Thursday, October 17, 2013

music - 1960s, 70s

The shared culture of music united young people of the US (and elsewhere) in the 1960s and 70s as recordings of many different performers became easier to access than ever before in human history. The radios were jumping with new sounds, and high school kids were buying 45s (single hits) and eventually albums, 8-tracks, and cassettes. Concerts were sprouting, not only in auditoriums, but in fields and stadiums and parks and gymnasiums. This was a rugged, confusing time period during the Vietnam War, the nuclear armaments race, the moon landing, and multiple assassinations of public figures. Building on roots from big band to blues and gospel to bluegrass to country-western to folk, with soul and rock & roll exploding, popular music was a huge creative, comforting, and uniting force.
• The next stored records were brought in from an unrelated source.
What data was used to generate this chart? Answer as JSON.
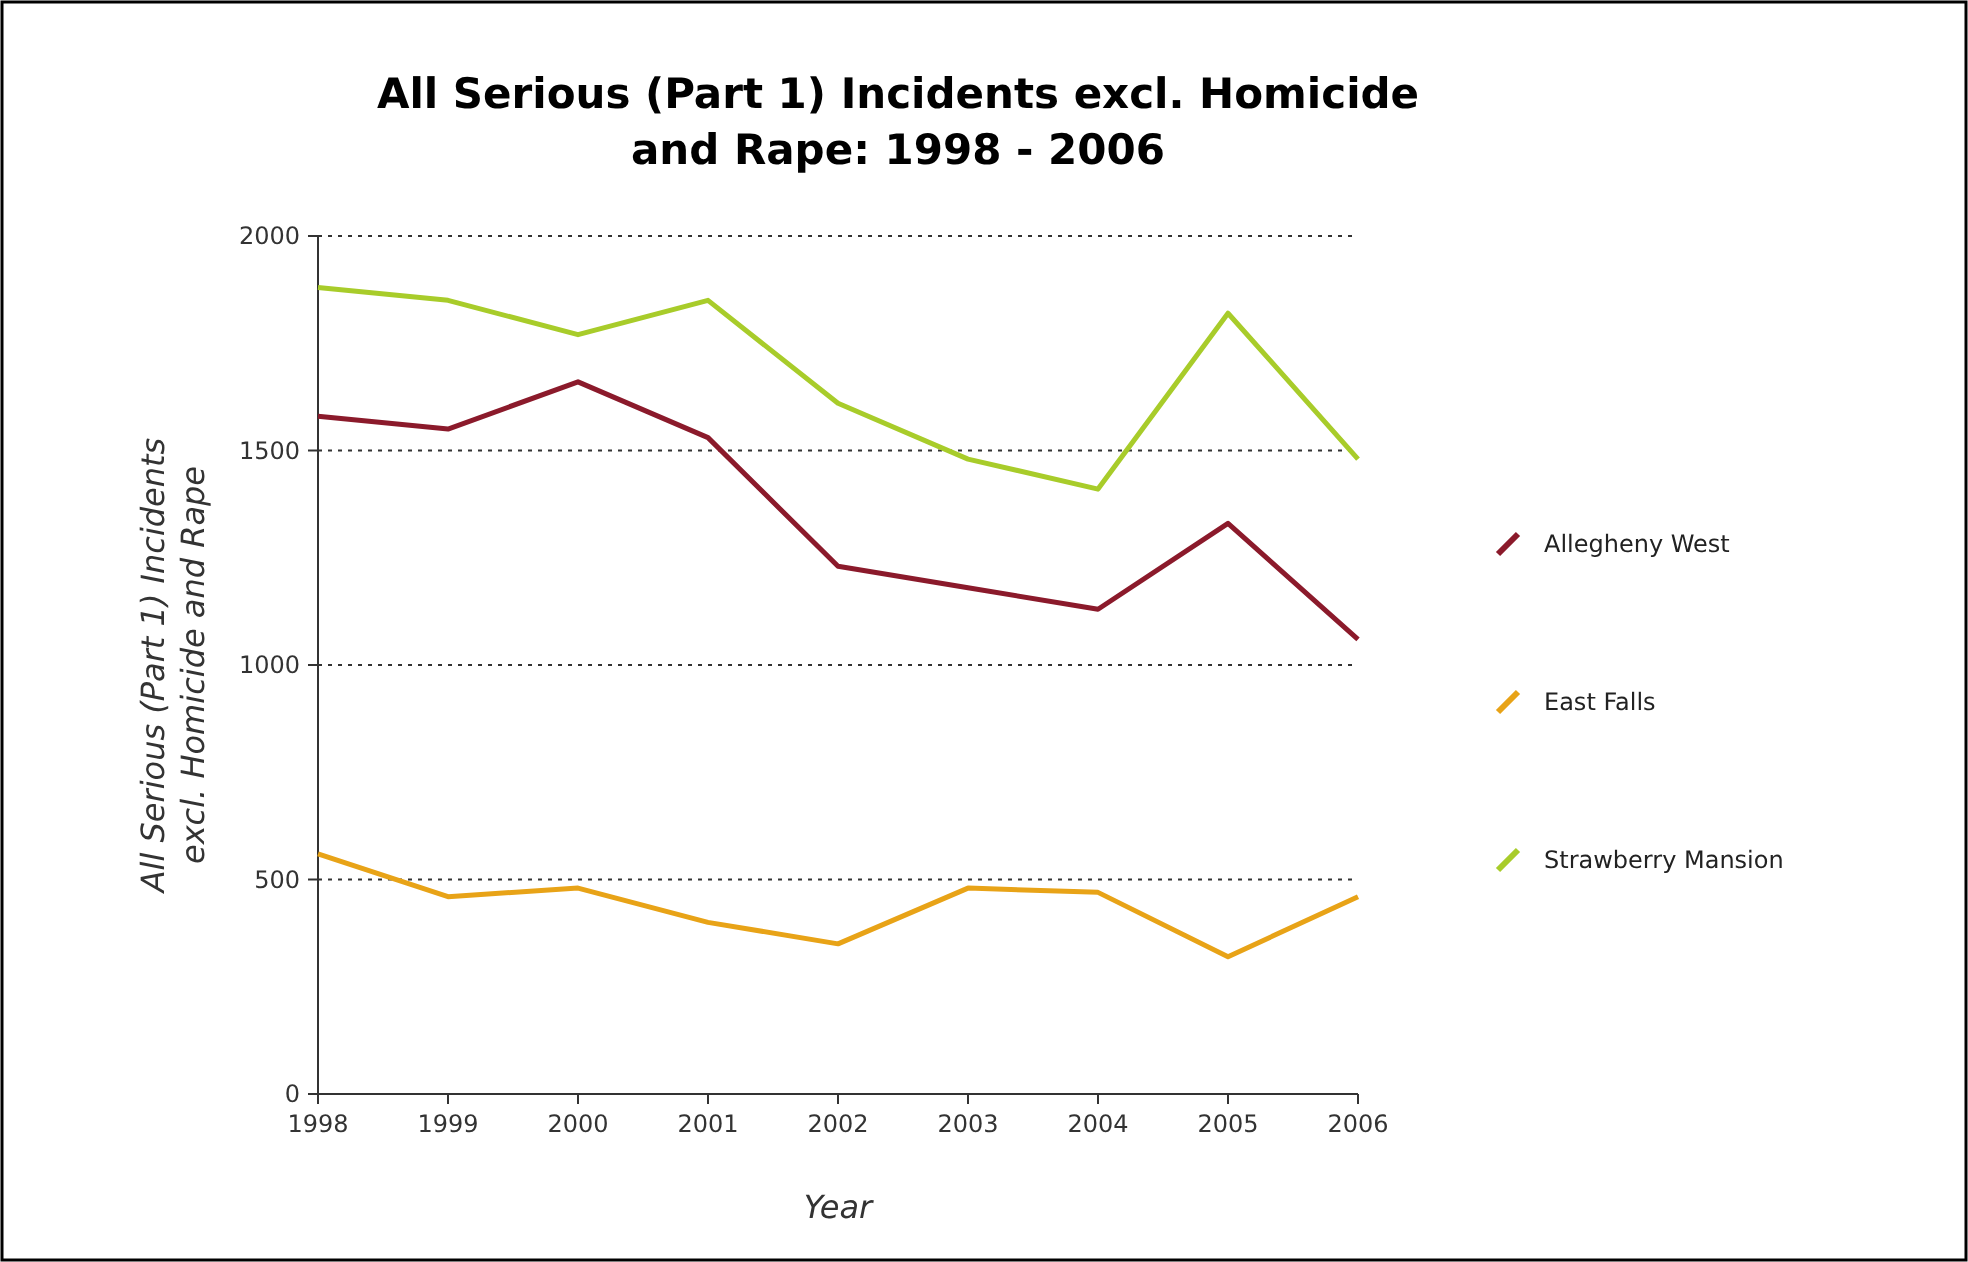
{
  "chart_data": {
    "type": "line",
    "title": "All Serious (Part 1) Incidents excl. Homicide and Rape: 1998 - 2006",
    "xlabel": "Year",
    "ylabel": "All Serious (Part 1) Incidents excl. Homicide and Rape",
    "x": [
      1998,
      1999,
      2000,
      2001,
      2002,
      2003,
      2004,
      2005,
      2006
    ],
    "series": [
      {
        "name": "Allegheny West",
        "color": "#8b1a2b",
        "values": [
          1580,
          1550,
          1660,
          1530,
          1230,
          1180,
          1130,
          1330,
          1060
        ]
      },
      {
        "name": "East Falls",
        "color": "#e8a317",
        "values": [
          560,
          460,
          480,
          400,
          350,
          480,
          470,
          320,
          460
        ]
      },
      {
        "name": "Strawberry Mansion",
        "color": "#a8cc2a",
        "values": [
          1880,
          1850,
          1770,
          1850,
          1610,
          1480,
          1410,
          1820,
          1480
        ]
      }
    ],
    "xlim": [
      1998,
      2006
    ],
    "xticks": [
      1998,
      1999,
      2000,
      2001,
      2002,
      2003,
      2004,
      2005,
      2006
    ],
    "ylim": [
      0,
      2000
    ],
    "yticks": [
      0,
      500,
      1000,
      1500,
      2000
    ],
    "grid": "y",
    "legend": "right",
    "marker": "none",
    "line_style": "solid"
  }
}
Electronic instruments were coming up fast as were new ways to mix sounds and tracks.

I spend an hour or two now and again on youtube, finding treasures from that era, marveling at the complexity of sounds young bands were inventing, and the crazy, prophetic lyrics that surfaced. Tonight, I listened to early Elton John - 'Grey Seal' and 'Mona Lisas and Mad Hatters' - and to Simon and Garfunkel's 'Only Living Boy in New York', immediate and poetic. I feel the surprised gratitude I felt when I first heard them decades ago.